The state of health in Africa is actually quite dreadful, despite all the international aid, and this is due to a large number of factors, whether they be climate change, the financial crisis, war, bad governance in certain countries, or the greed that is provoked by the very riches found in Africa. Add to this the major pandemics such as Aids, malaria, tuberculosis, and so on, and this set of factors means that we find ourselves facing a genuine disaster.
So I must first of all pay tribute to the work of the NGOs and of certain churches too, which are doing a truly remarkable job in emergency conditions, in conflict zones, but this cannot represent a long-term response, it is not a sustainable response.
There are what are called vertical funds, which have been mentioned and which are used to fight major diseases, such as Aids, malaria and tuberculosis, for example. They attract a lot of money and are quite attractive to private aid efforts, since people feel they are giving to a cause that is being kept well under control. In reality, however, these funds too, while certainly achieving their objective, cover only a small part of the problem, because, unfortunately, more deaths are still caused in Africa today by the lack of sanitary infrastructure, the lack of drinking water – children die of dysentery – or the lack of a local dispensary, than, alas, by Aids or malaria.

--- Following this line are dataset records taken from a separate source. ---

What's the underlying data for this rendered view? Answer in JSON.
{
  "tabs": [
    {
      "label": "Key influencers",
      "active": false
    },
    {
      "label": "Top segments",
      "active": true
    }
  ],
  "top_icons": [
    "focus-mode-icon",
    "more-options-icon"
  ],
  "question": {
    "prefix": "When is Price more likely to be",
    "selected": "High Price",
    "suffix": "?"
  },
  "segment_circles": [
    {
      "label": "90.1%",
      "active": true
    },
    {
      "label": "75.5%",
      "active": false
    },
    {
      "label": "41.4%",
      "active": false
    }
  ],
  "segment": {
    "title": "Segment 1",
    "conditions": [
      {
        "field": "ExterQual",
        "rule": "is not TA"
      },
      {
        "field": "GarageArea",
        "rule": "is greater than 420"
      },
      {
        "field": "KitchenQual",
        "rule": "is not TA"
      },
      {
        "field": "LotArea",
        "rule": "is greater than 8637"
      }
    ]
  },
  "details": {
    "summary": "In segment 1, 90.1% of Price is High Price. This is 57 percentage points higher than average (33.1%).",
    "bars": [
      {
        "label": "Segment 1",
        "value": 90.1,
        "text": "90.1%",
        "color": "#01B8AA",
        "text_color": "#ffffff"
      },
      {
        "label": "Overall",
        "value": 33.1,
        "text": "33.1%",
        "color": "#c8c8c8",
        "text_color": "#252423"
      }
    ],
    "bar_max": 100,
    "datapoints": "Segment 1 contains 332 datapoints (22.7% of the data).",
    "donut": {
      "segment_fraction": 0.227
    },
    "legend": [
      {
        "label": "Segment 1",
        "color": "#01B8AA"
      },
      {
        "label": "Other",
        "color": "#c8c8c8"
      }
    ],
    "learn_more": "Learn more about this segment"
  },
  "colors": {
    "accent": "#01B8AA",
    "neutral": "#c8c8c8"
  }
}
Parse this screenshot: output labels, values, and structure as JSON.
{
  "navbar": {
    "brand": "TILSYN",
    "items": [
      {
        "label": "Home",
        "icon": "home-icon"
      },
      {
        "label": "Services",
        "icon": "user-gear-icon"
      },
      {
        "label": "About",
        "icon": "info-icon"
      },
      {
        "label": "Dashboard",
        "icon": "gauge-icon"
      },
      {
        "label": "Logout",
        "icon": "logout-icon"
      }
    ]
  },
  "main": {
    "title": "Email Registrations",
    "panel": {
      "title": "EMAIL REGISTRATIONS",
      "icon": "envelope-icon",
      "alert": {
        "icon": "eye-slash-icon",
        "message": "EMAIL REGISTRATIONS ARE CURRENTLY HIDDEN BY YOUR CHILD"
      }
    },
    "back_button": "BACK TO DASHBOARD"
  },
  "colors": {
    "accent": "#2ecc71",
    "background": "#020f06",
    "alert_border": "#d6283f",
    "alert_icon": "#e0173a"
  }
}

Hence, the attention that has been drawn to a movement that has been emerging since the 1990s, represented by initiatives consisting of insurance schemes but, above all, of mutual schemes, which have sprung up just about everywhere in different African countries. The objective of these mutual schemes is, of course, to involve people in the management of their own health. Let us not close our eyes: they will not be self-sufficient, they will not succeed in providing all the financing for care or for access to medicines, but in combination with other funds, with other subsidies, they do nonetheless ensure the provision of health care and medication, and on top of that participation, a kind of social dynamic that has taken root.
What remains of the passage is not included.